Quizá fue el hecho de que Greta todavía conservara esa foto, o quizá fue lo sorprendentemente bien que me sentaba que Greta me preguntase si quería hacer algo con ella, o quizá fue que sabía que ese era el último año que iba a pasar de verdad con mi hermana. Ya habían aceptado su solicitud de matrícula en Dartmouth. Parecía imposible, pero en seis meses se marcharía y ya no estaría. Pudo ser cualquiera de esas cosas, o que la fiesta simplemente parecía algo muy lejano. Sabía que tendría tiempo suficiente para rajarme más adelante. ¿Por qué estropear el momento?
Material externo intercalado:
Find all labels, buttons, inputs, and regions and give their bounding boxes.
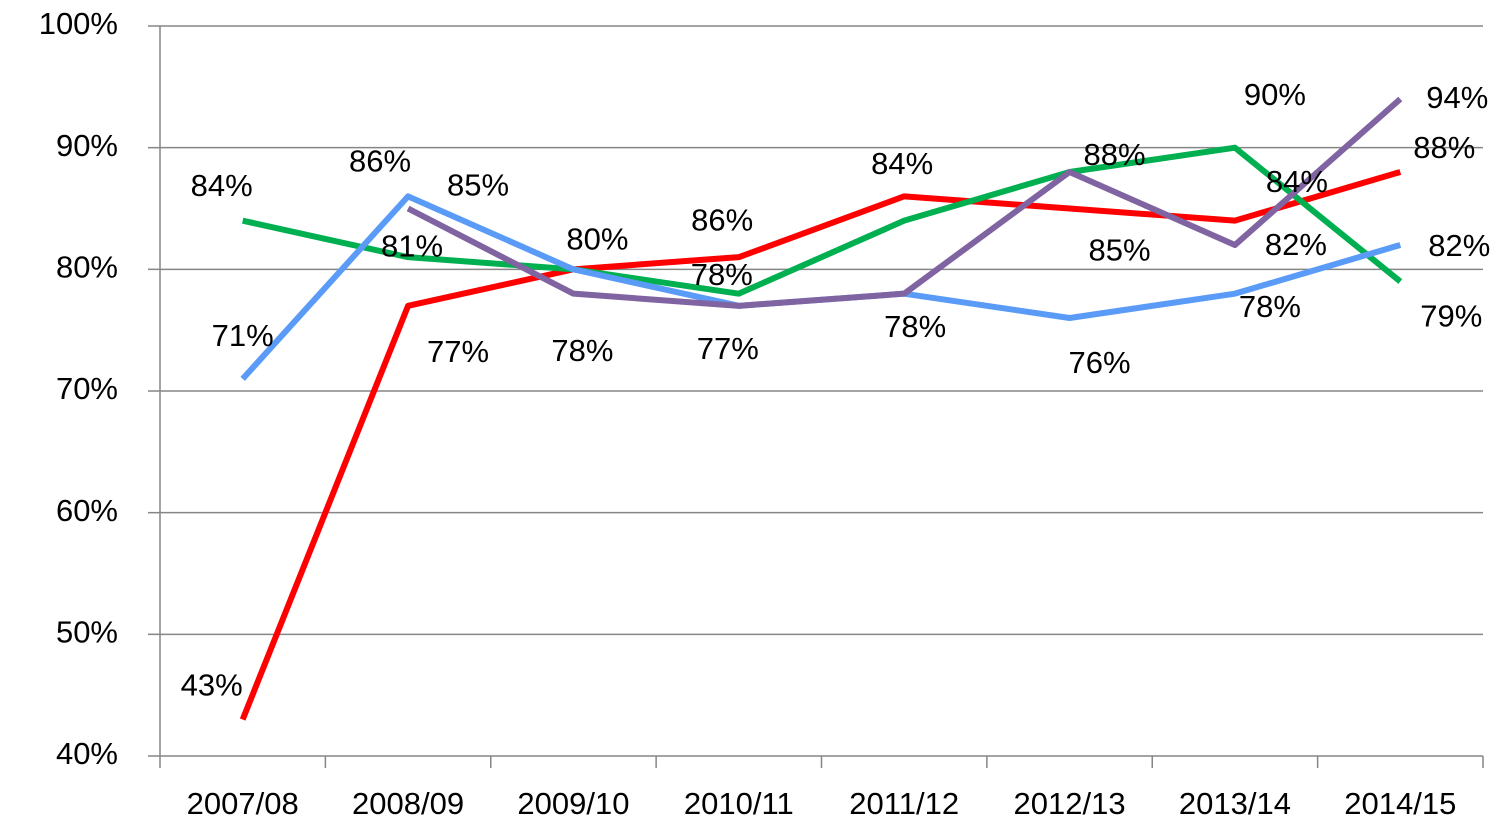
- data-label: 77%: [427, 334, 489, 369]
- x-tick-label: 2013/14: [1179, 786, 1291, 821]
- x-tick-label: 2010/11: [684, 786, 794, 821]
- x-tick-label: 2012/13: [1014, 786, 1126, 821]
- data-label: 82%: [1428, 228, 1490, 263]
- data-label: 88%: [1413, 130, 1475, 165]
- data-label: 78%: [691, 257, 753, 292]
- x-tick-label: 2011/12: [849, 786, 959, 821]
- y-tick-label: 90%: [56, 128, 118, 163]
- data-label: 78%: [884, 309, 946, 344]
- data-label: 85%: [1089, 233, 1151, 268]
- data-label: 84%: [191, 168, 253, 203]
- y-tick-label: 40%: [56, 736, 118, 771]
- data-label: 86%: [349, 144, 411, 179]
- x-tick-label: 2009/10: [517, 786, 629, 821]
- data-label: 77%: [697, 331, 759, 366]
- data-label: 43%: [181, 668, 243, 703]
- data-label: 79%: [1420, 299, 1482, 334]
- y-tick-label: 80%: [56, 250, 118, 285]
- data-label: 90%: [1244, 77, 1306, 112]
- data-label: 80%: [566, 222, 628, 257]
- data-label: 94%: [1426, 80, 1488, 115]
- data-label: 76%: [1069, 345, 1131, 380]
- data-label: 71%: [212, 318, 274, 353]
- data-label: 82%: [1265, 227, 1327, 262]
- y-tick-label: 50%: [56, 615, 118, 650]
- data-label: 85%: [447, 168, 509, 203]
- data-label: 88%: [1084, 137, 1146, 172]
- data-label: 84%: [1266, 164, 1328, 199]
- data-label: 78%: [551, 333, 613, 368]
- series-line: [239, 169, 1402, 721]
- x-tick-label: 2014/15: [1344, 786, 1456, 821]
- y-tick-label: 100%: [39, 6, 118, 41]
- series-line: [242, 144, 1403, 297]
- y-tick-label: 60%: [56, 493, 118, 528]
- data-label: 78%: [1239, 289, 1301, 324]
- series-line: [406, 96, 1403, 309]
- data-label: 81%: [381, 228, 443, 263]
- data-label: 84%: [871, 146, 933, 181]
- x-tick-label: 2008/09: [352, 786, 464, 821]
- y-tick-label: 70%: [56, 371, 118, 406]
- data-label: 86%: [691, 203, 753, 238]
- x-tick-label: 2007/08: [187, 786, 299, 821]
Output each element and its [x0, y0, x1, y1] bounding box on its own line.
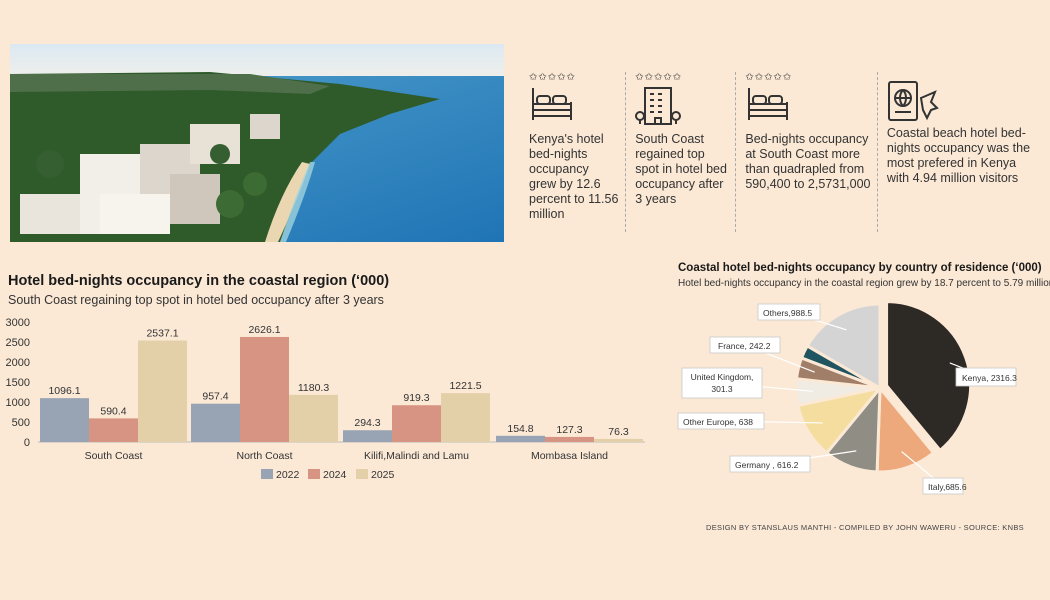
data-label: 1096.1: [48, 385, 80, 397]
slice-label: Other Europe, 638: [683, 417, 753, 427]
pie-chart-subtitle: Hotel bed-nights occupancy in the coasta…: [678, 278, 1050, 289]
bar-chart: 0 500 1000 1500 2000 2500 3000 1096.1 590.4 2537.…: [6, 317, 645, 481]
fact-card-2: ✩✩✩✩✩ South Coast regained top spot in h…: [625, 72, 735, 232]
fact-text: Bed-nights occupancy at South Coast more…: [745, 132, 871, 191]
data-label: 919.3: [403, 392, 429, 404]
y-tick-label: 2500: [6, 337, 30, 349]
coastline-illustration: [10, 44, 504, 242]
bar-2025: [289, 394, 338, 442]
passport-icon: [887, 80, 1034, 121]
y-tick-label: 500: [12, 417, 30, 429]
category-label: South Coast: [85, 450, 143, 462]
pie-slice: [885, 300, 973, 453]
category-label: Mombasa Island: [531, 450, 608, 462]
data-label: 590.4: [100, 405, 126, 417]
legend-label-2025: 2025: [371, 469, 395, 481]
legend-swatch-2022: [261, 469, 273, 479]
facts-strip: ✩✩✩✩✩ Kenya's hotel bed-nights occupancy…: [520, 72, 1040, 232]
callout-box: [729, 455, 811, 473]
fact-text: Kenya's hotel bed-nights occupancy grew …: [529, 132, 619, 221]
legend-label-2024: 2024: [323, 469, 347, 481]
slice-label: Others,988.5: [763, 308, 812, 318]
bar-2024: [392, 405, 441, 442]
bed-icon: [745, 86, 871, 124]
callout-box: [709, 336, 781, 354]
pie-chart: Kenya, 2316.3 Italy,685.6 Germany , 616.2 O…: [677, 300, 1017, 495]
rating-stars: ✩✩✩✩✩: [529, 72, 576, 83]
data-label: 127.3: [556, 424, 582, 436]
callout-box: [757, 303, 821, 321]
slice-label: 301.3: [711, 384, 733, 394]
legend-label-2022: 2022: [276, 469, 300, 481]
data-label: 154.8: [507, 423, 533, 435]
bed-icon: [529, 86, 619, 124]
fact-card-3: ✩✩✩✩✩ Bed-nights occupancy at South Coas…: [735, 72, 877, 232]
bar-2024: [89, 418, 138, 442]
slice-label: Germany , 616.2: [735, 460, 799, 470]
y-tick-label: 3000: [6, 317, 30, 329]
bar-chart-title: Hotel bed-nights occupancy in the coasta…: [8, 273, 390, 289]
bar-2022: [191, 403, 240, 442]
y-tick-label: 1500: [6, 377, 30, 389]
legend-swatch-2025: [356, 469, 368, 479]
callout-box: [681, 367, 763, 399]
y-tick-label: 1000: [6, 397, 30, 409]
bar-2025: [594, 438, 643, 442]
fact-card-1: ✩✩✩✩✩ Kenya's hotel bed-nights occupancy…: [520, 72, 625, 232]
bar-2024: [240, 336, 289, 442]
data-label: 2626.1: [248, 324, 280, 336]
y-tick-label: 0: [24, 437, 30, 449]
slice-label: Kenya, 2316.3: [962, 373, 1017, 383]
bar-2024: [545, 436, 594, 442]
bar-2025: [138, 340, 187, 442]
coastline-photo: [10, 44, 504, 242]
slice-label: Italy,685.6: [928, 482, 967, 492]
hotel-building-icon: [635, 86, 729, 125]
category-label: North Coast: [236, 450, 292, 462]
rating-stars: ✩✩✩✩✩: [745, 72, 793, 83]
bar-chart-subtitle: South Coast regaining top spot in hotel …: [8, 293, 384, 307]
data-label: 1180.3: [298, 382, 329, 394]
bar-2022: [40, 398, 89, 442]
data-label: 76.3: [608, 426, 629, 438]
bar-2022: [496, 435, 545, 442]
category-label: Kilifi,Malindi and Lamu: [364, 450, 469, 462]
fact-text: Coastal beach hotel bed-nights occupancy…: [886, 126, 1031, 185]
fact-text: South Coast regained top spot in hotel b…: [635, 132, 727, 206]
fact-card-4: Coastal beach hotel bed-nights occupancy…: [876, 72, 1040, 232]
slice-label: France, 242.2: [718, 341, 771, 351]
callout-box: [677, 412, 765, 430]
callout-box: [955, 367, 1017, 387]
legend-swatch-2024: [308, 469, 320, 479]
bar-2022: [343, 430, 392, 442]
data-label: 1221.5: [449, 380, 481, 392]
data-label: 294.3: [354, 417, 380, 429]
callout-box: [922, 477, 964, 495]
pie-slice: [805, 302, 882, 391]
data-label: 957.4: [202, 391, 228, 403]
y-tick-label: 2000: [6, 357, 30, 369]
rating-stars: ✩✩✩✩✩: [635, 72, 683, 83]
data-label: 2537.1: [146, 328, 178, 340]
slice-label: United Kingdom,: [691, 372, 754, 382]
pie-chart-title: Coastal hotel bed-nights occupancy by co…: [678, 262, 1042, 274]
bar-2025: [441, 393, 490, 442]
credits-line: DESIGN BY STANSLAUS MANTHI - COMPILED BY…: [706, 523, 1024, 532]
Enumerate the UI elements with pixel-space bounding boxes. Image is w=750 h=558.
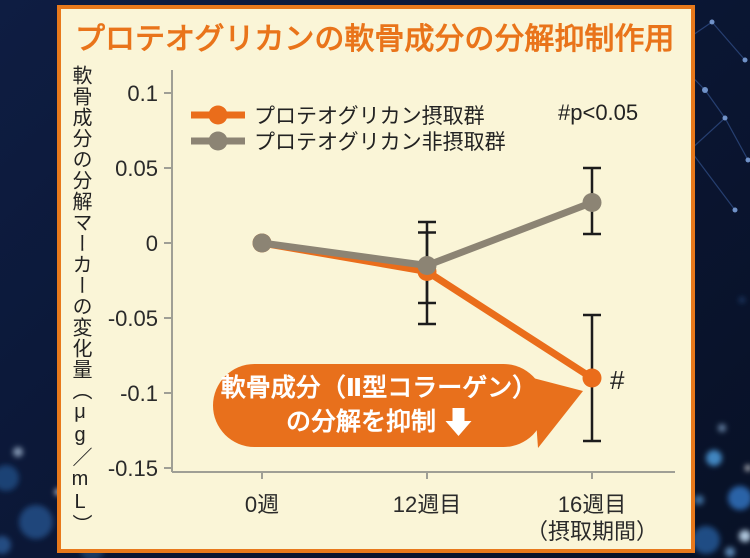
legend-label-intake: プロテオグリカン摂取群 [254, 105, 485, 128]
data-point [582, 193, 602, 212]
y-tick-label: 0 [146, 231, 158, 256]
significance-marker: # [610, 365, 625, 395]
chart-svg: 0.1 0.05 0 -0.05 -0.1 -0.15 0週 12週目 16週目（摂取期間） # [108, 70, 675, 544]
chart-card: プロテオグリカンの軟骨成分の分解抑制作用 軟骨成分の分解マーカーの変化量（μg／… [57, 5, 695, 553]
callout-line1: 軟骨成分（Ⅱ型コラーゲン） [220, 373, 538, 402]
x-tick-label: 12週目 [393, 492, 461, 517]
y-axis-label: 軟骨成分の分解マーカーの変化量（μg／mL） [69, 65, 91, 535]
legend-item-non-intake-group: プロテオグリカン非摂取群 [189, 128, 506, 154]
x-tick-label: 0週 [245, 492, 279, 517]
chart-title: プロテオグリカンの軟骨成分の分解抑制作用 [75, 23, 675, 56]
legend-line-dot-orange-icon [191, 105, 245, 125]
data-point [252, 233, 272, 253]
legend: プロテオグリカン摂取群 プロテオグリカン非摂取群 [189, 102, 506, 154]
legend-item-intake-group: プロテオグリカン摂取群 [189, 102, 506, 128]
y-tick-label: -0.05 [108, 306, 158, 331]
data-point [417, 256, 437, 275]
y-tick-label: -0.15 [108, 456, 158, 481]
callout-line2: の分解を抑制 [285, 407, 436, 436]
x-axis-note: （摂取期間） [526, 519, 658, 544]
down-arrow-icon [445, 408, 472, 437]
x-tick-label: 16週目 [558, 492, 626, 517]
significance-note: #p<0.05 [558, 100, 639, 125]
callout-tail [533, 378, 583, 448]
legend-line-dot-gray-icon [191, 131, 245, 151]
legend-label-non-intake: プロテオグリカン非摂取群 [254, 131, 506, 154]
y-tick-label: -0.1 [120, 381, 158, 406]
data-point [582, 368, 602, 388]
y-tick-label: 0.05 [115, 156, 158, 181]
y-tick-label: 0.1 [127, 81, 158, 106]
callout-bubble: 軟骨成分（Ⅱ型コラーゲン） の分解を抑制 [213, 364, 545, 447]
bokeh-bottom-right [692, 297, 750, 557]
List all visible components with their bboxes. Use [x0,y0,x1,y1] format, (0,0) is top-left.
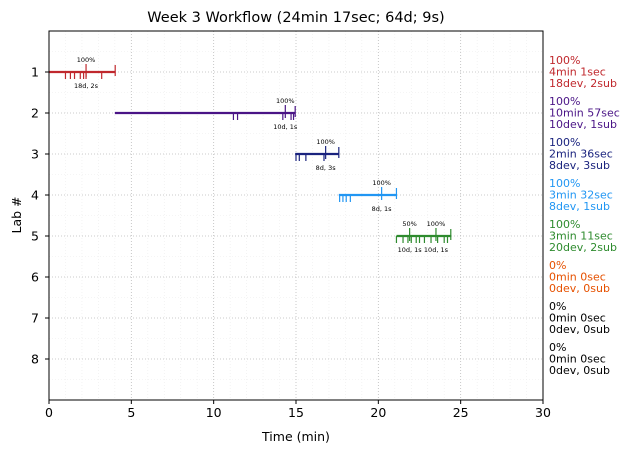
lab-1-milestone-tag: 18d, 2s [74,82,99,90]
lab-7-summary-line: 0% [549,300,566,313]
lab-1-summary-line: 18dev, 2sub [549,77,617,90]
lab-1-milestone-percent: 100% [77,56,96,64]
lab-3-summary-line: 2min 36sec [549,148,613,161]
y-tick-label: 1 [31,65,39,80]
x-tick-label: 5 [127,405,135,420]
lab-7-summary-line: 0dev, 0sub [549,323,610,336]
lab-8-summary-line: 0min 0sec [549,353,606,366]
lab-6-summary-line: 0% [549,259,566,272]
lab-2-milestone-tag: 10d, 1s [273,123,298,131]
lab-2-milestone-percent: 100% [276,97,295,105]
x-tick-label: 15 [288,405,304,420]
lab-5-milestone-percent: 50% [402,220,416,228]
lab-4-summary-line: 3min 32sec [549,189,613,202]
lab-8-summary-line: 0% [549,341,566,354]
lab-5-summary-line: 100% [549,218,580,231]
x-tick-label: 25 [453,405,469,420]
lab-4-milestone-percent: 100% [372,179,391,187]
lab-2-summary-line: 10min 57sec [549,107,620,120]
y-tick-label: 6 [31,270,39,285]
data-layer: 100% 18d, 2s 100% 10d, 1s 100% 8d, 3s 100% 8d, … [49,56,452,254]
y-tick-label: 3 [31,147,39,162]
y-tick-label: 8 [31,352,39,367]
lab-8-summary-line: 0dev, 0sub [549,364,610,377]
x-axis-label: Time (min) [261,429,330,444]
lab-5-summary-line: 3min 11sec [549,230,613,243]
x-tick-label: 30 [535,405,551,420]
y-axis-label: Lab # [9,196,24,233]
lab-4-milestone-tag: 8d, 1s [372,205,393,213]
lab-1-summary-line: 100% [549,54,580,67]
lab-3-milestone-tag: 8d, 3s [316,164,337,172]
y-tick-label: 5 [31,229,39,244]
lab-2-summary-line: 10dev, 1sub [549,118,617,131]
lab-3-summary-line: 100% [549,136,580,149]
lab-6-summary-line: 0dev, 0sub [549,282,610,295]
lab-3-milestone-percent: 100% [316,138,335,146]
y-tick-label: 4 [31,188,39,203]
lab-5-milestone-tag: 10d, 1s [424,246,449,254]
lab-5-milestone-percent: 100% [427,220,446,228]
x-tick-label: 0 [45,405,53,420]
lab-4-summary-line: 8dev, 1sub [549,200,610,213]
chart-title: Week 3 Workflow (24min 17sec; 64d; 9s) [147,10,444,26]
y-tick-label: 2 [31,106,39,121]
lab-5-summary-line: 20dev, 2sub [549,241,617,254]
x-tick-label: 10 [206,405,222,420]
lab-5-milestone-tag: 10d, 1s [398,246,423,254]
lab-3-summary-line: 8dev, 3sub [549,159,610,172]
lab-2-summary-line: 100% [549,95,580,108]
y-tick-label: 7 [31,311,39,326]
lab-1-summary-line: 4min 1sec [549,66,606,79]
lab-4-summary-line: 100% [549,177,580,190]
grid [49,31,543,400]
lab-6-summary-line: 0min 0sec [549,271,606,284]
x-tick-label: 20 [370,405,386,420]
axes: 0 5 10 15 20 25 30 1 2 3 4 5 6 7 8 [31,65,551,421]
lab-7-summary-line: 0min 0sec [549,312,606,325]
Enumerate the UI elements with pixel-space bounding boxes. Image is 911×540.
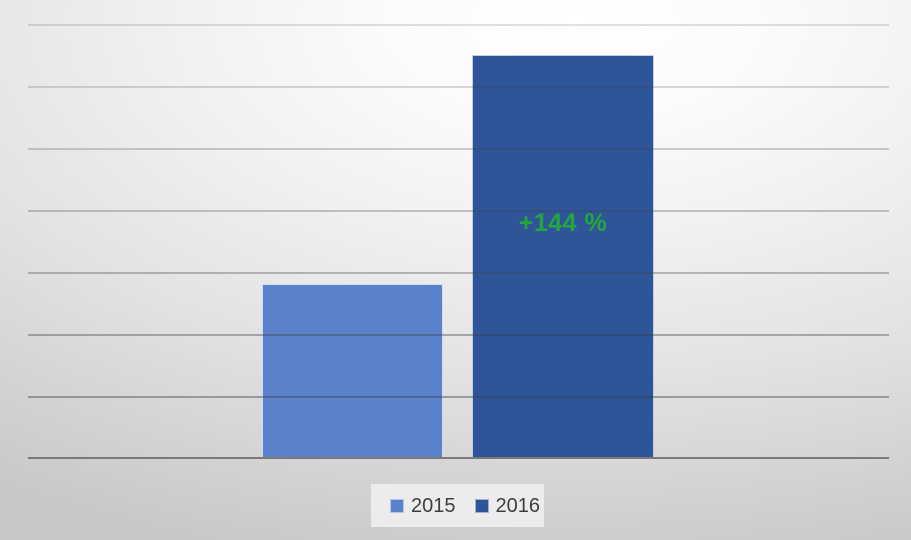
legend-item-2016[interactable]: 2016	[474, 494, 541, 517]
legend-item-2015[interactable]: 2015	[390, 496, 456, 516]
gridline	[28, 334, 889, 336]
legend-swatch-2016	[474, 498, 489, 513]
legend-label-2016: 2016	[495, 494, 541, 517]
gridline	[28, 396, 889, 398]
gridline	[28, 210, 889, 212]
gridline	[28, 148, 889, 150]
x-axis-line	[28, 457, 889, 459]
gridline	[28, 24, 889, 26]
legend[interactable]: 2015 2016	[371, 484, 544, 527]
legend-label-2015: 2015	[411, 494, 456, 517]
bar-series-2015[interactable]	[262, 284, 443, 458]
legend-swatch-2015	[390, 498, 404, 513]
gridline	[28, 272, 889, 274]
data-label-2016[interactable]: +144 %	[518, 209, 608, 237]
bar-series-2016[interactable]: +144 %	[472, 55, 654, 458]
gridline	[28, 86, 889, 88]
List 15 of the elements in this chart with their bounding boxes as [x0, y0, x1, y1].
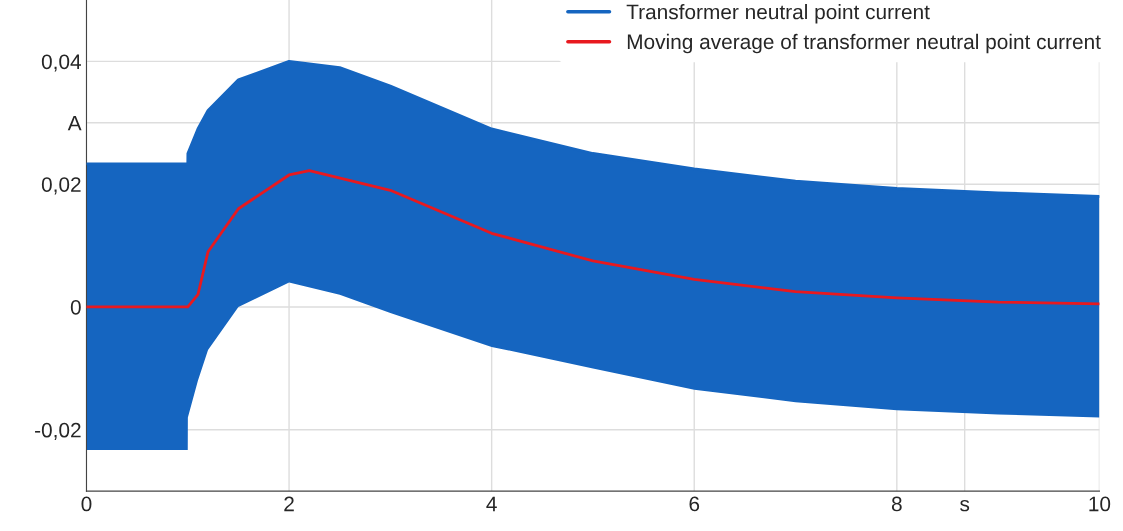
legend-label: Transformer neutral point current	[626, 4, 930, 24]
x-tick-label: 0	[81, 496, 92, 512]
x-tick-label: 10	[1089, 496, 1111, 512]
y-tick-label: A	[67, 116, 82, 131]
x-tick-label: 8	[891, 496, 902, 512]
y-tick-label: 0,02	[41, 177, 81, 195]
x-tick-label: 4	[486, 496, 497, 512]
y-tick-label: 0	[70, 299, 81, 315]
x-tick-label: s	[960, 499, 970, 512]
y-tick-label: -0,02	[35, 422, 81, 440]
legend-label: Moving average of transformer neutral point current	[627, 33, 1101, 54]
y-tick-label: 0,04	[41, 54, 81, 72]
x-tick-label: 2	[284, 496, 294, 512]
line-series	[86, 169, 1100, 309]
x-tick-label: 6	[689, 496, 700, 512]
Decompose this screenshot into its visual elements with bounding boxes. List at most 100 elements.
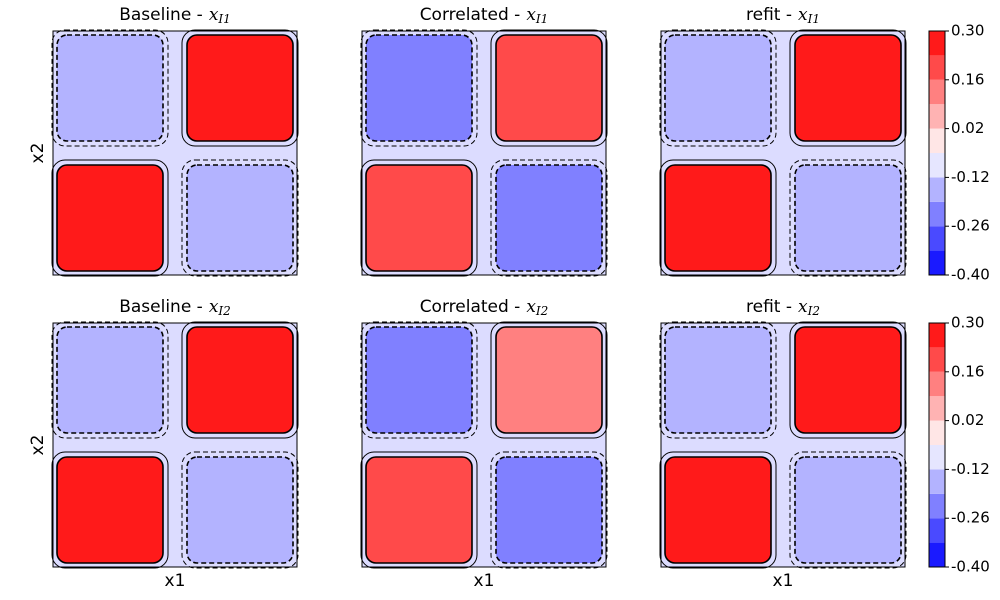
contour-region	[495, 34, 603, 142]
contour-region	[56, 164, 164, 272]
colorbar-band	[929, 542, 945, 567]
title-sub: I2	[807, 304, 820, 318]
title-var: x	[209, 5, 219, 25]
title-text: Baseline -	[119, 5, 203, 25]
contour-line	[181, 159, 299, 277]
title-sub: I2	[217, 304, 230, 318]
y-axis-label: x2	[28, 143, 48, 164]
contour-region	[794, 456, 902, 564]
colorbar-tick-label: 0.02	[951, 119, 984, 137]
colorbar-band	[929, 469, 945, 494]
colorbar-band	[929, 420, 945, 445]
contour-line	[360, 451, 478, 569]
contour-line	[360, 159, 478, 277]
panel-title: refit - xI2	[746, 297, 820, 318]
colorbar-tick-label: 0.30	[951, 314, 984, 332]
contour-line	[789, 451, 907, 569]
contour-region	[664, 34, 772, 142]
contour-region	[664, 326, 772, 434]
contour-line	[490, 451, 608, 569]
colorbar-band	[929, 347, 945, 372]
colorbar-band	[929, 79, 945, 105]
title-sub: I2	[535, 304, 548, 318]
contour-region	[365, 326, 473, 434]
panel-frame	[660, 322, 906, 568]
colorbar-band	[929, 226, 945, 251]
x-axis-label: x1	[773, 571, 794, 591]
panel-frame	[52, 30, 298, 276]
contour-region	[794, 164, 902, 272]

Quizá por ese motivo acabé asintiendo.
—Vale —dije, medio sonriendo—. Supongo que iré.
Greta dio una palmadita y un saltito. Luego estiró el brazo y me levantó las trenzas por encima de la cabeza.
—Voy a arreglarte —dijo—. Todavía me queda algo de aclarador para el pelo Sun-In, y Megan me contó que, aunque no sea verano, funciona si te pones muy cerca de una bombilla. Y podemos maquillarte. —Se detuvo un instante y dejó que el pelo me volviera a caer sobre los hombros. Alcanzó sus gafas de encima del tocador y se las puso. Luego me miró fijamente—. Volvemos a estar juntas, ¿verdad? ¿Como antes? Te ayudaré a olvidar lo de tío Finn. Ahora que Finn ya no está, tú y yo… —Sonreía casi con frivolidad.
Me alejé de ella y la miré.
—No quiero olvidar a Finn.
Eso fue lo que dije. Me salió directamente del corazón, y aunque es más cierto que cualquier otra cosa, he pasado mucho tiempo deseando no haberlo dicho. Deseando haber dicho a Greta que sí, que volvíamos a estar juntas, que éramos amigas íntimas de nuevo, que todo podría volver a ser como antes.
Mi hermana intentó darse la vuelta con rapidez, pero aun así vi que el gesto de desengaño se apoderaba de su rostro. Jugueteó con algo en su escritorio, dándome la espalda. Cuando se volvió hacia mí de nuevo, el gesto ya no estaba, lo había remplazado por su habitual expresión de rechazo condescendiente.
—Por Dios, June, ¿siempre tienes que ser tan mema?
—Yo…
—Vete. Puedes irte.
Me acerqué a la puerta, pero me di la vuelta.
—Greta.
Soltó un suspiro molesto.
—Qué.
—No era mi intención…
Me hizo un gesto con la mano, despidiéndome.
—No quiero escucharlo. Solo vete. Sal.